History of Canoga Park
The city of Canoga Park is 105 years old. Originally called Owensmouth, it’s rooted in the barley fields of San Fernando Valley. On the day of its 100th anniversary, the LA Times likened the city to “an eaglet bursting asunder the egg which nourished its embryonic life.” Hyperbole aside, there’s a rich history to what many consider a suburb of Los Angeles. It was renamed Canoga Park in 1931, and the city serves as one of southern California’s first steps towards an evolution that changed the valley from farmland to solid suburban paradise.
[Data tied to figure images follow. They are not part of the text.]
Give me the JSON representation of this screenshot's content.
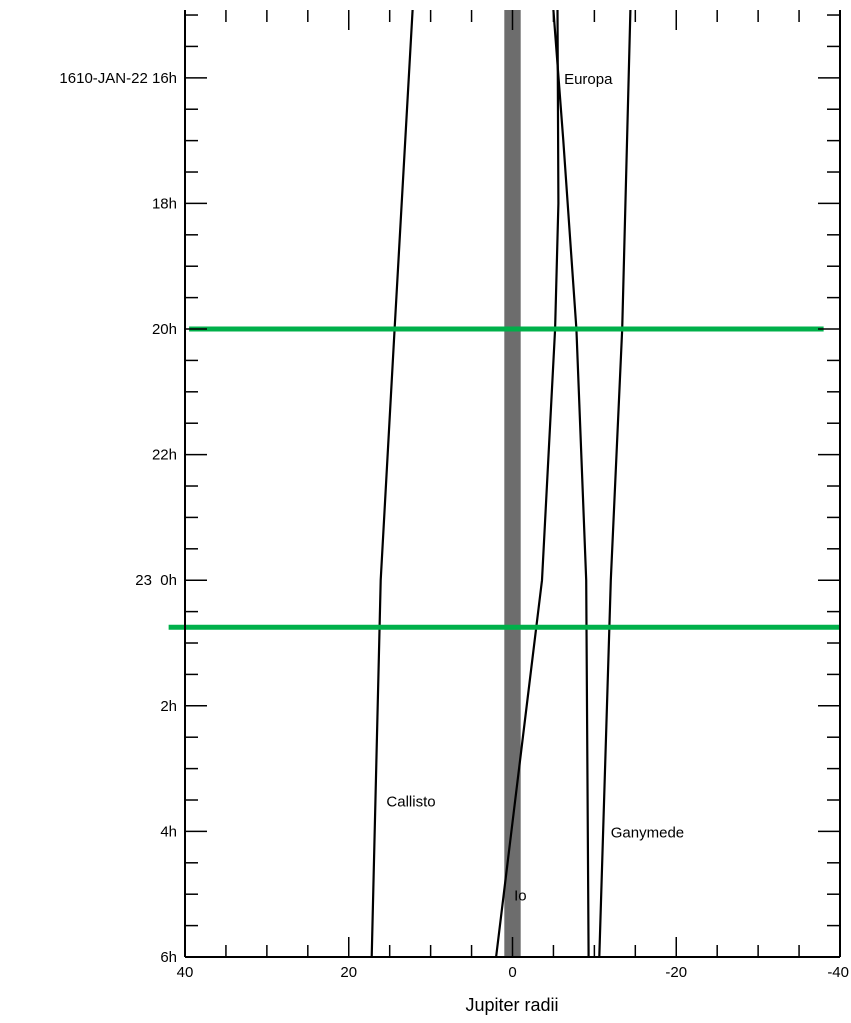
{
  "chart_data": {
    "type": "line",
    "title": "",
    "xlabel": "Jupiter radii",
    "ylabel": "",
    "x_range": [
      40,
      -40
    ],
    "y_range_hours": [
      14.92,
      30.0
    ],
    "x_major_ticks": [
      40,
      20,
      0,
      -20,
      -40
    ],
    "x_tick_labels": [
      "40",
      "20",
      "0",
      "-20",
      "-40"
    ],
    "x_minor_step": 5,
    "y_major_ticks": [
      {
        "hour": 16,
        "label": "1610-JAN-22 16h"
      },
      {
        "hour": 18,
        "label": "18h"
      },
      {
        "hour": 20,
        "label": "20h"
      },
      {
        "hour": 22,
        "label": "22h"
      },
      {
        "hour": 24,
        "label": "23  0h"
      },
      {
        "hour": 26,
        "label": "2h"
      },
      {
        "hour": 28,
        "label": "4h"
      },
      {
        "hour": 30,
        "label": "6h"
      }
    ],
    "y_minor_step_hours": 0.5,
    "grid": false,
    "jupiter_band": {
      "x_from": 1,
      "x_to": -1,
      "color": "#6d6d6d"
    },
    "series": [
      {
        "name": "Callisto",
        "color": "#000000",
        "points": [
          [
            12.2,
            14.92
          ],
          [
            14.4,
            20.0
          ],
          [
            16.1,
            24.0
          ],
          [
            17.2,
            30.0
          ]
        ],
        "label_at": {
          "x": 15.4,
          "hour": 27.6
        }
      },
      {
        "name": "Europa",
        "color": "#000000",
        "points": [
          [
            -5.0,
            14.92
          ],
          [
            -6.2,
            17.0
          ],
          [
            -7.8,
            20.0
          ],
          [
            -9.0,
            24.0
          ],
          [
            -9.3,
            30.0
          ]
        ],
        "label_at": {
          "x": -6.3,
          "hour": 16.1
        }
      },
      {
        "name": "Io",
        "color": "#000000",
        "points": [
          [
            -5.5,
            14.92
          ],
          [
            -5.6,
            18.0
          ],
          [
            -5.2,
            20.0
          ],
          [
            -3.6,
            24.0
          ],
          [
            2.0,
            30.0
          ]
        ],
        "label_at": {
          "x": -0.2,
          "hour": 29.1
        }
      },
      {
        "name": "Ganymede",
        "color": "#000000",
        "points": [
          [
            -14.4,
            14.92
          ],
          [
            -13.4,
            20.0
          ],
          [
            -12.0,
            24.0
          ],
          [
            -10.6,
            30.0
          ]
        ],
        "label_at": {
          "x": -12.0,
          "hour": 28.1
        }
      }
    ],
    "markers": [
      {
        "type": "hline",
        "color": "#00b04a",
        "hour": 20.0,
        "x_from": 39.5,
        "x_to": -38.0
      },
      {
        "type": "hline",
        "color": "#00b04a",
        "hour": 24.75,
        "x_from": 42.0,
        "x_to": -40.0
      }
    ]
  }
}
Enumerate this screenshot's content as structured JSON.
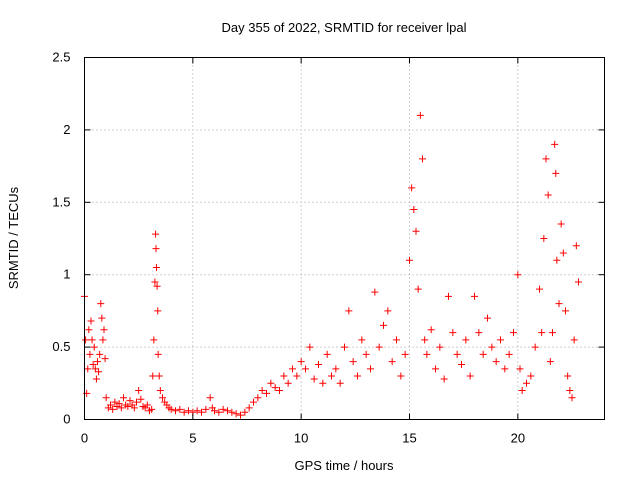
{
  "chart_data": {
    "type": "scatter",
    "title": "Day 355 of 2022, SRMTID for receiver lpal",
    "xlabel": "GPS time / hours",
    "ylabel": "SRMTID / TECUs",
    "xlim": [
      0,
      24
    ],
    "ylim": [
      0,
      2.5
    ],
    "xticks": [
      0,
      5,
      10,
      15,
      20
    ],
    "xtick_labels": [
      "0",
      "5",
      "10",
      "15",
      "20"
    ],
    "yticks": [
      0,
      0.5,
      1,
      1.5,
      2,
      2.5
    ],
    "ytick_labels": [
      "0",
      "0.5",
      "1",
      "1.5",
      "2",
      "2.5"
    ],
    "grid": true,
    "marker": "+",
    "color": "#ff0000",
    "series": [
      {
        "name": "SRMTID",
        "points": [
          [
            0.0,
            0.85
          ],
          [
            0.05,
            0.55
          ],
          [
            0.1,
            0.18
          ],
          [
            0.15,
            0.35
          ],
          [
            0.2,
            0.62
          ],
          [
            0.25,
            0.45
          ],
          [
            0.3,
            0.68
          ],
          [
            0.35,
            0.55
          ],
          [
            0.4,
            0.38
          ],
          [
            0.45,
            0.5
          ],
          [
            0.5,
            0.35
          ],
          [
            0.55,
            0.28
          ],
          [
            0.6,
            0.4
          ],
          [
            0.65,
            0.33
          ],
          [
            0.7,
            0.45
          ],
          [
            0.75,
            0.8
          ],
          [
            0.8,
            0.7
          ],
          [
            0.85,
            0.55
          ],
          [
            0.9,
            0.62
          ],
          [
            0.95,
            0.42
          ],
          [
            1.0,
            0.15
          ],
          [
            1.1,
            0.08
          ],
          [
            1.2,
            0.1
          ],
          [
            1.3,
            0.07
          ],
          [
            1.4,
            0.12
          ],
          [
            1.5,
            0.09
          ],
          [
            1.6,
            0.11
          ],
          [
            1.7,
            0.08
          ],
          [
            1.8,
            0.15
          ],
          [
            1.9,
            0.1
          ],
          [
            2.0,
            0.09
          ],
          [
            2.1,
            0.13
          ],
          [
            2.2,
            0.1
          ],
          [
            2.3,
            0.08
          ],
          [
            2.4,
            0.12
          ],
          [
            2.5,
            0.2
          ],
          [
            2.6,
            0.14
          ],
          [
            2.7,
            0.09
          ],
          [
            2.8,
            0.08
          ],
          [
            2.9,
            0.1
          ],
          [
            3.0,
            0.06
          ],
          [
            3.1,
            0.07
          ],
          [
            3.15,
            0.3
          ],
          [
            3.2,
            0.55
          ],
          [
            3.25,
            0.95
          ],
          [
            3.28,
            1.28
          ],
          [
            3.3,
            1.18
          ],
          [
            3.32,
            1.05
          ],
          [
            3.35,
            0.92
          ],
          [
            3.38,
            0.75
          ],
          [
            3.4,
            0.45
          ],
          [
            3.45,
            0.3
          ],
          [
            3.5,
            0.2
          ],
          [
            3.6,
            0.15
          ],
          [
            3.7,
            0.12
          ],
          [
            3.8,
            0.1
          ],
          [
            3.9,
            0.08
          ],
          [
            4.0,
            0.07
          ],
          [
            4.2,
            0.06
          ],
          [
            4.4,
            0.07
          ],
          [
            4.6,
            0.05
          ],
          [
            4.8,
            0.06
          ],
          [
            5.0,
            0.05
          ],
          [
            5.2,
            0.06
          ],
          [
            5.4,
            0.05
          ],
          [
            5.6,
            0.07
          ],
          [
            5.8,
            0.15
          ],
          [
            5.9,
            0.08
          ],
          [
            6.0,
            0.06
          ],
          [
            6.2,
            0.05
          ],
          [
            6.4,
            0.07
          ],
          [
            6.6,
            0.06
          ],
          [
            6.8,
            0.05
          ],
          [
            7.0,
            0.04
          ],
          [
            7.2,
            0.03
          ],
          [
            7.4,
            0.05
          ],
          [
            7.6,
            0.08
          ],
          [
            7.8,
            0.12
          ],
          [
            8.0,
            0.15
          ],
          [
            8.2,
            0.2
          ],
          [
            8.4,
            0.18
          ],
          [
            8.6,
            0.25
          ],
          [
            8.8,
            0.22
          ],
          [
            9.0,
            0.2
          ],
          [
            9.2,
            0.3
          ],
          [
            9.4,
            0.25
          ],
          [
            9.6,
            0.35
          ],
          [
            9.8,
            0.3
          ],
          [
            10.0,
            0.4
          ],
          [
            10.2,
            0.35
          ],
          [
            10.4,
            0.5
          ],
          [
            10.6,
            0.28
          ],
          [
            10.8,
            0.38
          ],
          [
            11.0,
            0.25
          ],
          [
            11.2,
            0.45
          ],
          [
            11.4,
            0.3
          ],
          [
            11.6,
            0.35
          ],
          [
            11.8,
            0.25
          ],
          [
            12.0,
            0.5
          ],
          [
            12.2,
            0.75
          ],
          [
            12.4,
            0.4
          ],
          [
            12.6,
            0.3
          ],
          [
            12.8,
            0.55
          ],
          [
            13.0,
            0.45
          ],
          [
            13.2,
            0.35
          ],
          [
            13.4,
            0.88
          ],
          [
            13.6,
            0.5
          ],
          [
            13.8,
            0.65
          ],
          [
            14.0,
            0.75
          ],
          [
            14.2,
            0.4
          ],
          [
            14.4,
            0.55
          ],
          [
            14.6,
            0.3
          ],
          [
            14.8,
            0.45
          ],
          [
            15.0,
            1.1
          ],
          [
            15.1,
            1.6
          ],
          [
            15.2,
            1.45
          ],
          [
            15.3,
            1.3
          ],
          [
            15.4,
            0.9
          ],
          [
            15.5,
            2.1
          ],
          [
            15.6,
            1.8
          ],
          [
            15.7,
            0.55
          ],
          [
            15.8,
            0.45
          ],
          [
            16.0,
            0.62
          ],
          [
            16.2,
            0.35
          ],
          [
            16.4,
            0.5
          ],
          [
            16.6,
            0.28
          ],
          [
            16.8,
            0.85
          ],
          [
            17.0,
            0.6
          ],
          [
            17.2,
            0.45
          ],
          [
            17.4,
            0.38
          ],
          [
            17.6,
            0.55
          ],
          [
            17.8,
            0.3
          ],
          [
            18.0,
            0.85
          ],
          [
            18.2,
            0.6
          ],
          [
            18.4,
            0.45
          ],
          [
            18.6,
            0.7
          ],
          [
            18.8,
            0.5
          ],
          [
            19.0,
            0.4
          ],
          [
            19.2,
            0.55
          ],
          [
            19.4,
            0.35
          ],
          [
            19.6,
            0.45
          ],
          [
            19.8,
            0.6
          ],
          [
            20.0,
            1.0
          ],
          [
            20.1,
            0.35
          ],
          [
            20.2,
            0.2
          ],
          [
            20.4,
            0.25
          ],
          [
            20.6,
            0.3
          ],
          [
            20.8,
            0.5
          ],
          [
            21.0,
            0.9
          ],
          [
            21.1,
            0.6
          ],
          [
            21.2,
            1.25
          ],
          [
            21.3,
            1.8
          ],
          [
            21.4,
            1.55
          ],
          [
            21.5,
            0.4
          ],
          [
            21.6,
            0.6
          ],
          [
            21.7,
            1.9
          ],
          [
            21.75,
            1.7
          ],
          [
            21.8,
            1.1
          ],
          [
            21.9,
            0.8
          ],
          [
            22.0,
            1.35
          ],
          [
            22.1,
            1.15
          ],
          [
            22.2,
            0.75
          ],
          [
            22.3,
            0.3
          ],
          [
            22.4,
            0.2
          ],
          [
            22.5,
            0.15
          ],
          [
            22.6,
            0.55
          ],
          [
            22.7,
            1.2
          ],
          [
            22.8,
            0.95
          ]
        ]
      }
    ]
  }
}
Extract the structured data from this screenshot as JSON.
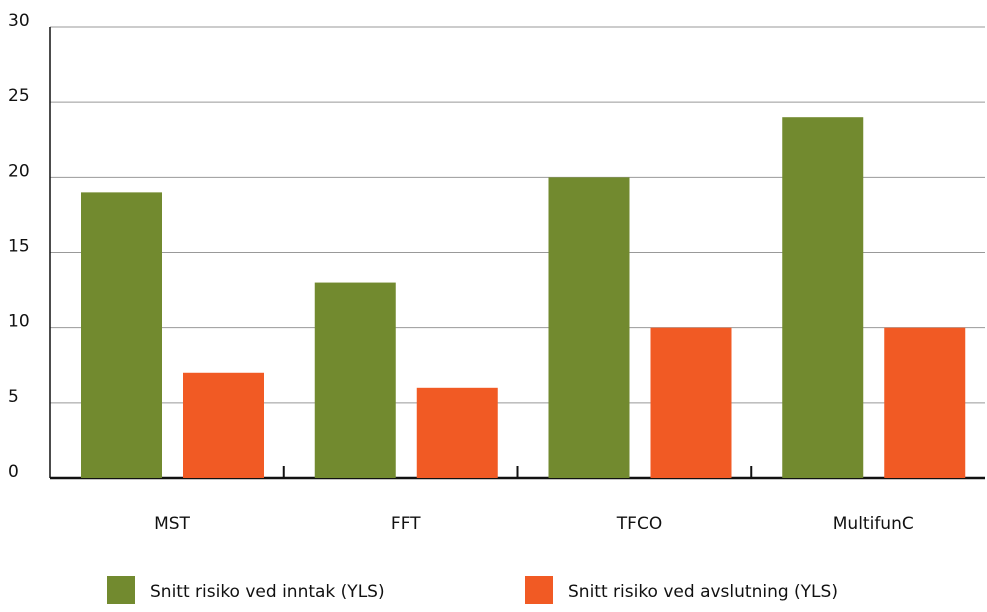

In the decades before Owensmouth was founded, there were two big issues in the area that put a stop on development: the remoteness, thanks to the Santa Monica Mountains, and some major landholders who were happy with the agricultural economy. Slowly, suburban dwellers began to circle the area, specifically Calabasas and Burbank, where previously orchards and ranches reigned supreme.
When automobiles and electric railways became more prevalent, there was a natural transition towards suburban growth. Owens Valley brought constant waterflow to town, which quickly increased land values. Slowly, land owners began to sell—including Isaac N. Van Nuys who was a land baron with over 47,000 acres throughout the valley.
Opposition persisted since that first big sell, but slowly Canoga Park evolved from endless farmland to the thriving suburban city it is today. You can still see some of the original plats blending with the street grids today. Visit Owensmouth Avenue and Vanowen Street to get a glimpse into how Canoga Park looked over 100 years ago.